The Productivity Commission’s Report on Government Services (RoGS) has a large section on Health. The sector is broken into public hospitals, primary and community health, ambulance services, and mental health management.
Total government expenditure across Australia in 2016-17 for health services was estimated to be over $96.7 billion in 2015-16, around 43.2 per cent of total government expenditure on services. The largest contributor was public hospitals ($61.4 billion), followed by primary and community health ($32.1 billion) and ambulance services ($3.2 billion, in 2016-17).
Expenditure for mental health management was $8.4 billion in 2015-16, but because much of this expenditure is already captured in the public hospital and primary community health expenditure it is not included in the health expenditure total to avoid double counting.
The RoGS Health section is available here.
In 2015-16, Australia had 701 public hospitals. About two thirds (69 percent) had 50 or fewer beds, with these smaller hospitals representing only 14.0 percent of total available beds.
There were 60,957 available beds for admitted patients in public hospitals, equivalent to 2.6 beds per 1,000 people. The RoGS reports says the concept of an ‘available bed’ is becoming less important in the overall context of hospital activity, largely because of the increasing significance of same day hospitalisations and ‘hospital-in-the-home’ care.
There were approximately 6.3 million separations from public (non-psychiatric) hospitals in 2015-16, of which just over half were same day patients. Nationally, this translates into 246.9 separations per 1,000 people.
A key metric in the report is the proportion of patients in emergency departments who are attended to within various triage levels. All patients at level 1 (need for resuscitation) were seen immediately, with proportions declining with each level. NSW has the best result for wait times at level 2 (emergency), with 81 percent of patients seen within ten minutes.
Overall wait times in all jurisdictions except Western Australia and Queensland have improved over the last few years, with around 70 percent of patients Australia wide now spending less than four hours in emergency. Waiting times for elective surgery are also measured – NSW does worst.
Other metrics include accreditation to various standards, number of adverse events (infections, falls, etc.), patient satisfaction, readmission rates, and workforce sustainability (e.g. average age of nursing staff). There are also many cost metrics. One key metric – mortality rates in hospital – was not available.
Primary and community health
The major provider of primary healthcare in Australia is through general practice physicians, heavily subsidised through the Australian Government’s Medicare — mainly as fee‑for‑service payments via the Medicare Benefits Schedule (MBS). Additional funding is provided by the Department of Veterans Affairs and through initiatives such as the Practice Incentives Program (PIP) and Primary Health Networks (PHNs).
State and territory governments also provide some funding for such programs, mainly to influence the availability of GPs in rural and remote areas. The remainder comes mainly from insurance schemes and patient contributions.
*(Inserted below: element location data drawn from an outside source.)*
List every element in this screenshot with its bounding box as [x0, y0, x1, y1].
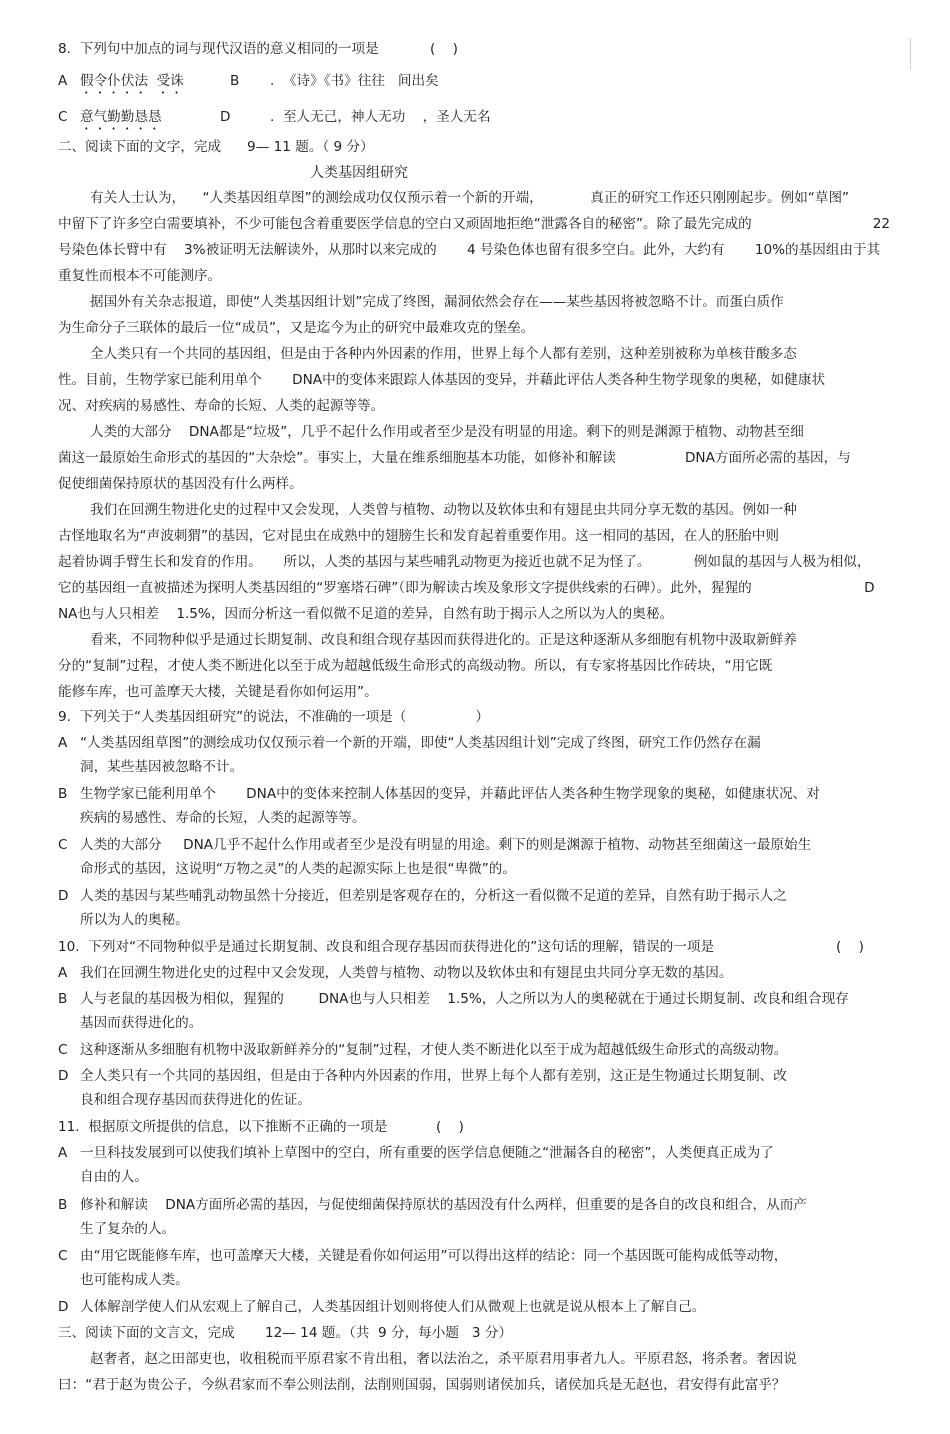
q10-option-d-line1: 全人类只有一个共同的基因组，但是由于各种内外因素的作用，世界上每个人都有差别，这正是生物通过长期复制、改 — [80, 1068, 787, 1084]
passage-line: 全人类只有一个共同的基因组，但是由于各种内外因素的作用，世界上每个人都有差别，这种差别被称为单核苷酸多态 — [90, 346, 797, 362]
q8-option-b-label: B — [230, 73, 240, 89]
page-edge-mark — [910, 38, 911, 70]
q11-option-c-line2: 也可能构成人类。 — [80, 1272, 189, 1288]
q9-option-b-line1: 生物学家已能利用单个 DNA中的变体来控制人体基因的变异，并藉此评估人类各种生物学现象的奥秘，如健康状况、对 — [80, 786, 820, 802]
classical-text-line: 赵奢者，赵之田部吏也，收租税而平原君家不肯出租，奢以法治之，杀平原君用事者九人。平原君怒，将杀奢。奢因说 — [90, 1351, 797, 1367]
q10-option-a-label: A — [58, 965, 68, 981]
q9-option-c-label: C — [58, 837, 68, 853]
passage-line: 看来，不同物种似乎是通过长期复制、改良和组合现存基因而获得进化的。正是这种逐渐从多细胞有机物中汲取新鲜养 — [90, 632, 797, 648]
q11-option-b-line1: 修补和解读 DNA方面所必需的基因，与促使细菌保持原状的基因没有什么两样，但重要的是各自的改良和组合，从而产 — [80, 1197, 807, 1213]
q9-option-d-line2: 所以为人的奥秘。 — [80, 912, 189, 928]
passage-line: 起着协调手臂生长和发育的作用。 所以，人类的基因与某些哺乳动物更为接近也就不足为怪了。 例如鼠的基因与人极为相似， — [58, 554, 871, 570]
q10-answer-paren: ( ) — [836, 939, 864, 955]
q11-option-d-line1: 人体解剖学使人们从宏观上了解自己，人类基因组计划则将使人们从微观上也就是说从根本上了解自己。 — [80, 1299, 706, 1315]
passage-line: 号染色体长臂中有 3%被证明无法解读外，从那时以来完成的 4 号染色体也留有很多空白。此外，大约有 10%的基因组由于其 — [58, 242, 881, 258]
passage-line: 性。目前，生物学家已能利用单个 DNA中的变体来跟踪人体基因的变异，并藉此评估人类各种生物学现象的奥秘，如健康状 — [58, 372, 826, 388]
q9-option-a-label: A — [58, 735, 68, 751]
q10-option-c-label: C — [58, 1042, 68, 1058]
passage-line: 人类的大部分 DNA都是“垃圾”，几乎不起什么作用或者至少是没有明显的用途。剩下的则是渊源于植物、动物甚至细 — [90, 424, 804, 440]
q10-option-b-label: B — [58, 991, 68, 1007]
q10-option-c-line1: 这种逐渐从多细胞有机物中汲取新鲜养分的“复制”过程，才使人类不断进化以至于成为超越低级生命形式的高级动物。 — [80, 1042, 788, 1058]
q11-answer-paren: ( ) — [436, 1119, 464, 1135]
passage-line: 为生命分子三联体的最后一位“成员”，又是迄今为止的研究中最难攻克的堡垒。 — [58, 320, 535, 336]
passage-line: 有关人士认为， “人类基因组草图”的测绘成功仅仅预示着一个新的开端， 真正的研究工作还只刚刚起步。例如“草图” — [90, 190, 850, 206]
q10-option-b-line2: 基因而获得进化的。 — [80, 1015, 203, 1031]
q8-option-b-text: . 《诗》《书》往往 间出矣 — [270, 73, 439, 89]
q9-option-a-line2: 洞，某些基因被忽略不计。 — [80, 759, 244, 775]
q9-option-a-line1: “人类基因组草图”的测绘成功仅仅预示着一个新的开端，即使“人类基因组计划”完成了终图，研究工作仍然存在漏 — [80, 735, 761, 751]
q10-option-b-line1: 人与老鼠的基因极为相似，猩猩的 DNA也与人只相差 1.5%，人之所以为人的奥秘就在于通过长期复制、改良和组合现存 — [80, 991, 849, 1007]
section3-heading: 三、阅读下面的文言文，完成 12— 14 题。（共 9 分，每小题 3 分） — [58, 1325, 513, 1341]
q9-option-b-label: B — [58, 786, 68, 802]
passage-line: 据国外有关杂志报道，即使“人类基因组计划”完成了终图，漏洞依然会存在——某些基因将被忽略不计。而蛋白质作 — [90, 294, 784, 310]
q8-stem: 8. 下列句中加点的词与现代汉语的意义相同的一项是 — [58, 41, 379, 57]
passage-line: 我们在回溯生物进化史的过程中又会发现，人类曾与植物、动物以及软体虫和有翅昆虫共同分享无数的基因。例如一种 — [90, 502, 797, 518]
q11-option-a-label: A — [58, 1145, 68, 1161]
q11-option-a-line2: 自由的人。 — [80, 1169, 148, 1185]
q10-option-d-label: D — [58, 1068, 69, 1084]
section2-heading: 二、阅读下面的文字，完成 9— 11 题。（ 9 分） — [58, 139, 374, 155]
q9-option-c-line2: 命形式的基因，这说明“万物之灵”的人类的起源实际上也是很“卑微”的。 — [80, 861, 516, 877]
q9-option-d-line1: 人类的基因与某些哺乳动物虽然十分接近，但差别是客观存在的，分析这一看似微不足道的差异，自然有助于揭示人之 — [80, 888, 787, 904]
passage-line: 重复性而根本不可能测序。 — [58, 268, 222, 284]
q9-option-b-line2: 疾病的易感性、寿命的长短，人类的起源等等。 — [80, 810, 366, 826]
q8-option-c-label: C — [58, 109, 68, 125]
q11-option-c-line1: 由“用它既能修车库，也可盖摩天大楼，关键是看你如何运用”可以得出这样的结论：同一个基因既可能构成低等动物， — [80, 1248, 788, 1264]
passage-line: 能修车库，也可盖摩天大楼，关键是看你如何运用”。 — [58, 684, 378, 700]
passage-title: 人类基因组研究 — [310, 165, 408, 181]
q11-option-d-label: D — [58, 1299, 69, 1315]
passage-line: NA也与人只相差 1.5%，因而分析这一看似微不足道的差异，自然有助于揭示人之所以为人的奥秘。 — [58, 606, 674, 622]
passage-line: 分的“复制”过程，才使人类不断进化以至于成为超越低级生命形式的高级动物。所以，有专家将基因比作砖块，“用它既 — [58, 658, 773, 674]
passage-line: 中留下了许多空白需要填补，不少可能包含着重要医学信息的空白又顽固地拒绝“泄露各自的秘密”。除了最先完成的 22 — [58, 216, 891, 232]
q8-answer-paren: ( ) — [430, 41, 458, 57]
passage-line: 它的基因组一直被描述为探明人类基因组的“罗塞塔石碑”（即为解读古埃及象形文字提供线索的石碑）。此外，猩猩的 D — [58, 580, 875, 596]
q9-option-d-label: D — [58, 888, 69, 904]
passage-line: 菌这一最原始生命形式的基因的“大杂烩”。事实上，大量在维系细胞基本功能，如修补和解读 DNA方面所必需的基因，与 — [58, 450, 851, 466]
passage-line: 况、对疾病的易感性、寿命的长短、人类的起源等等。 — [58, 398, 385, 414]
q8-option-d-label: D — [220, 109, 231, 125]
q8-option-d-text: . 至人无己，神人无功 ，圣人无名 — [270, 109, 491, 125]
q8-option-a-label: A — [58, 73, 68, 89]
q11-option-b-line2: 生了复杂的人。 — [80, 1221, 176, 1237]
q8-option-a-text: 假令仆伏法 受诛 — [80, 73, 184, 89]
classical-text-line: 曰：“君于赵为贵公子，今纵君家而不奉公则法削，法削则国弱，国弱则诸侯加兵，诸侯加兵是无赵也，君安得有此富乎？ — [58, 1377, 786, 1393]
q10-option-a-line1: 我们在回溯生物进化史的过程中又会发现，人类曾与植物、动物以及软体虫和有翅昆虫共同分享无数的基因。 — [80, 965, 733, 981]
q11-option-a-line1: 一旦科技发展到可以使我们填补上草图中的空白，所有重要的医学信息便随之“泄漏各自的秘密”，人类便真正成为了 — [80, 1145, 774, 1161]
q11-option-c-label: C — [58, 1248, 68, 1264]
q10-option-d-line2: 良和组合现存基因而获得进化的佐证。 — [80, 1092, 312, 1108]
q9-stem: 9. 下列关于“人类基因组研究”的说法，不准确的一项是（ ） — [58, 709, 490, 725]
q10-stem: 10. 下列对“不同物种似乎是通过长期复制、改良和组合现存基因而获得进化的”这句话的理解，错误的一项是 — [58, 939, 715, 955]
q9-option-c-line1: 人类的大部分 DNA几乎不起什么作用或者至少是没有明显的用途。剩下的则是渊源于植物、动物甚至细菌这一最原始生 — [80, 837, 812, 853]
q11-option-b-label: B — [58, 1197, 68, 1213]
passage-line: 促使细菌保持原状的基因没有什么两样。 — [58, 476, 303, 492]
passage-line: 古怪地取名为“声波刺猬”的基因，它对昆虫在成熟中的翅膀生长和发育起着重要作用。这一相同的基因，在人的胚胎中则 — [58, 528, 779, 544]
q8-option-c-text: 意气勤勤恳恳 — [80, 109, 162, 125]
q11-stem: 11. 根据原文所提供的信息，以下推断不正确的一项是 — [58, 1119, 388, 1135]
The Australian Government also funds the Pharmaceutical Benefits Scheme (PBS) – around 70 percent of prescriptions for PBS listed medicines attract a PBS subsidy.
This sector also includes government subsidised dental services, maternity and child health services, community health services, and a number of other health services such as subsidies for physiotherapy, psychology, occupational therapy, audiology, podiatry and osteopathy.
In 2015‑16, of the $32.1 billion government recurrent expenditure on primary and community health services, around three-quarters was funded by the Australian Government and one-quarter by state, territory and local governments.
The Australian Government spent $9.1 billion on general practice, another $9.1 billion through the PBS and RPBS on prescription medicines, and $704 million on funding health services for Aboriginal and Torres Strait Islanders.
GP services per person were significantly lower than the national average in Western Australia, the Northern Territory and the ACT. People deferring visits to the GP because of the costs was highest in Tasmania and the ACT.
The report looks at immunisation rates, public dentistry waiting times, cancer screening, GP accreditation, patient satisfaction, and a number of efficiency measures.
Nationally in 2016-17 there were 3.5 million incidents resulting in 4.4 million ambulance service responses to attend to 3.3 million patients. Recurrent expenditure across Australia was approximately $3.2 billion, or $130 per person). There were 16,980 full time equivalent paid personnel, 6,575 volunteers and 3,178 community first responders in ambulance service organisations.
Ambulance response times were highest in the Northern Territory and Tasmania, and lowest in the ACT. Other metrics include pain management, ‘sentinel events’ (process deficiencies), patient satisfaction, workforce attrition, cardiac arrest survival rates, and expenditure per person.
Mental health management.
$8.5 billion was allocated to mental health services in 2015‑16, equivalent to $355 per person. State and territory governments made the largest contribution ($5.4 billion or 63.1 percent, which includes Australian Government funding under the NHRA), with Australian Government expenditure of $3.1 billion.
In 2015-16, 1.8 percent of the total population received state and territory government specialised mental health services and 9.6 per cent of the total population received MBS/DVA subsidised mental health services.